Padideh Bolourizadeh

Medal record

Representing Iran

Women's athletics

Asian Indoor Championships

West Asian Games

= Padideh Bolourizadeh =

Iranian athlete and volleyball player (born 1974)

Padideh Boloorizadeh (پدیده بلوری‌زاده, born in December 1974 in Tehran) is an Iranian ex track and field athlete and ex volleyball player. In 2022 and 2024 she led Iran's U20 women Volleyball National Team as the head coach in the U20 Asian women volleyball Championships. She was also the head coach of Iran's women Volleyball National Team that participated in the Women Volleyball Asian challenge cup 2024.
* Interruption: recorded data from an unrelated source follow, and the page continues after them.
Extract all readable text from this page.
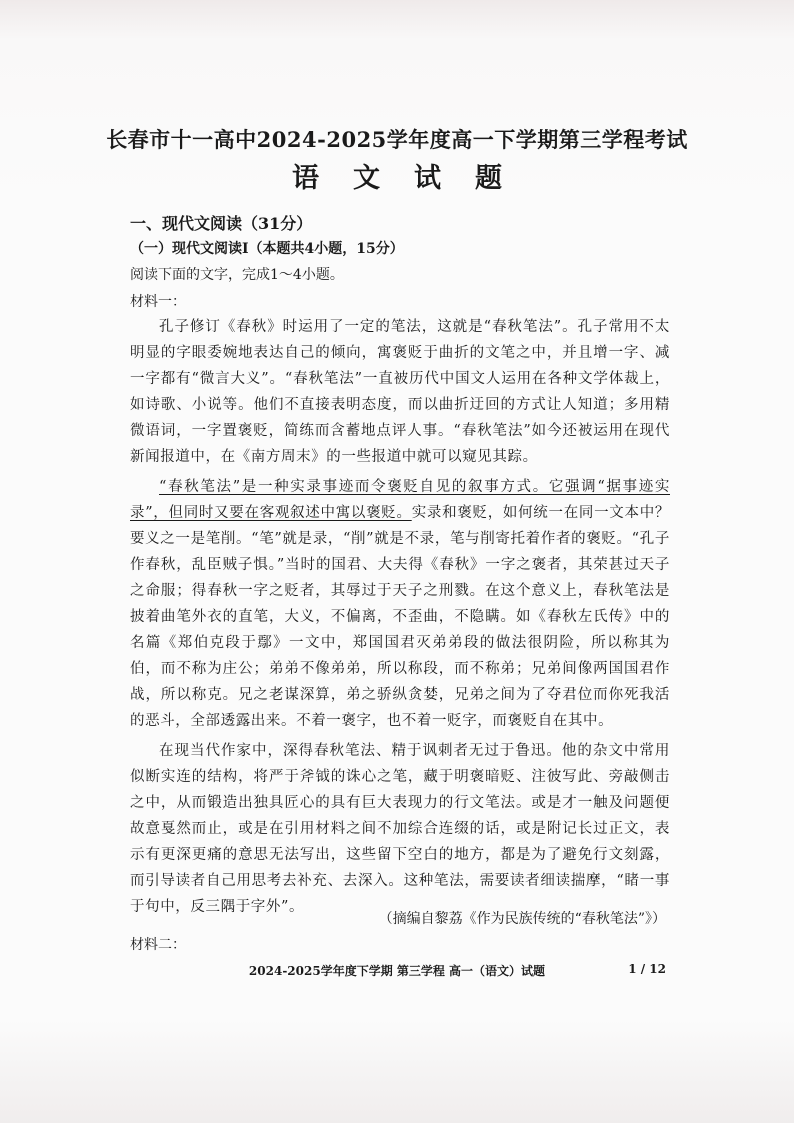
长春市十一高中2024-2025学年度高一下学期第三学程考试
语文试题
一、现代文阅读（31分）
（一）现代文阅读Ⅰ（本题共4小题，15分）
阅读下面的文字，完成1～4小题。
材料一：
孔子修订《春秋》时运用了一定的笔法，这就是“春秋笔法”。孔子常用不太明显的字眼委婉地表达自己的倾向，寓褒贬于曲折的文笔之中，并且增一字、减一字都有“微言大义”。“春秋笔法”一直被历代中国文人运用在各种文学体裁上，如诗歌、小说等。他们不直接表明态度，而以曲折迂回的方式让人知道；多用精微语词，一字置褒贬，简练而含蓄地点评人事。“春秋笔法”如今还被运用在现代新闻报道中，在《南方周末》的一些报道中就可以窥见其踪。
“春秋笔法”是一种实录事迹而令褒贬自见的叙事方式。它强调“据事迹实录”，但同时又要在客观叙述中寓以褒贬。实录和褒贬，如何统一在同一文本中？要义之一是笔削。“笔”就是录，“削”就是不录，笔与削寄托着作者的褒贬。“孔子作春秋，乱臣贼子惧。”当时的国君、大夫得《春秋》一字之褒者，其荣甚过天子之命服；得春秋一字之贬者，其辱过于天子之刑戮。在这个意义上，春秋笔法是披着曲笔外衣的直笔，大义，不偏离，不歪曲，不隐瞒。如《春秋左氏传》中的名篇《郑伯克段于鄢》一文中，郑国国君灭弟弟段的做法很阴险，所以称其为伯，而不称为庄公；弟弟不像弟弟，所以称段，而不称弟；兄弟间像两国国君作战，所以称克。兄之老谋深算，弟之骄纵贪婪，兄弟之间为了夺君位而你死我活的恶斗，全部透露出来。不着一褒字，也不着一贬字，而褒贬自在其中。
在现当代作家中，深得春秋笔法、精于讽刺者无过于鲁迅。他的杂文中常用似断实连的结构，将严于斧钺的诛心之笔，藏于明褒暗贬、注彼写此、旁敲侧击之中，从而锻造出独具匠心的具有巨大表现力的行文笔法。或是才一触及问题便故意戛然而止，或是在引用材料之间不加综合连缀的话，或是附记长过正文，表示有更深更痛的意思无法写出，这些留下空白的地方，都是为了避免行文刻露，而引导读者自己用思考去补充、去深入。这种笔法，需要读者细读揣摩，“睹一事于句中，反三隅于字外”。
（摘编自黎荔《作为民族传统的“春秋笔法”》）
材料二：
2024-2025学年度下学期 第三学程 高一（语文）试题	1 / 12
Padideh started track and field at a very young age and started setting new records. She set a new record of 1.64 meters for the Iranian women's high jump in 1996 after 23 years. She also broke Iran's record in different events pentathlon, heptathlon and 60 meter hurdles in Iran.
Padideh is an IAAF level 4 jumps coach and a level 2 IAAF coaching course lecturer. She coached Iranian sprinters and combined event athletes that led to new national records and Asian podium during the years.

Other than track and field, she has been involved in volleyball and was a member of the Iranian national volleyball team for years. She was selected as Iran Women National Volleyball team captain in 2004 to lead the team in their first attendance in the Women's Asian Volleyball Championships.
She is a FIVB certified level 3 coach and served the national and select club teams as head coach, strength and conditioning and assistant coach after retiring from playing herself.
She worked for Iran University of science and technology since 1992, while teaching at an invitee course instructor at Islamic Azad University, Shahid Beheshty University, Alzahra University as well as Iran Olympic Academy, Volleyball and Athletics federations as the coaching course lecturer. She also worked at Athletics Canada as the manager in coach development and training.
She holds a PhD in sport management and planning from Islamic Azad University-Central Tehran branch.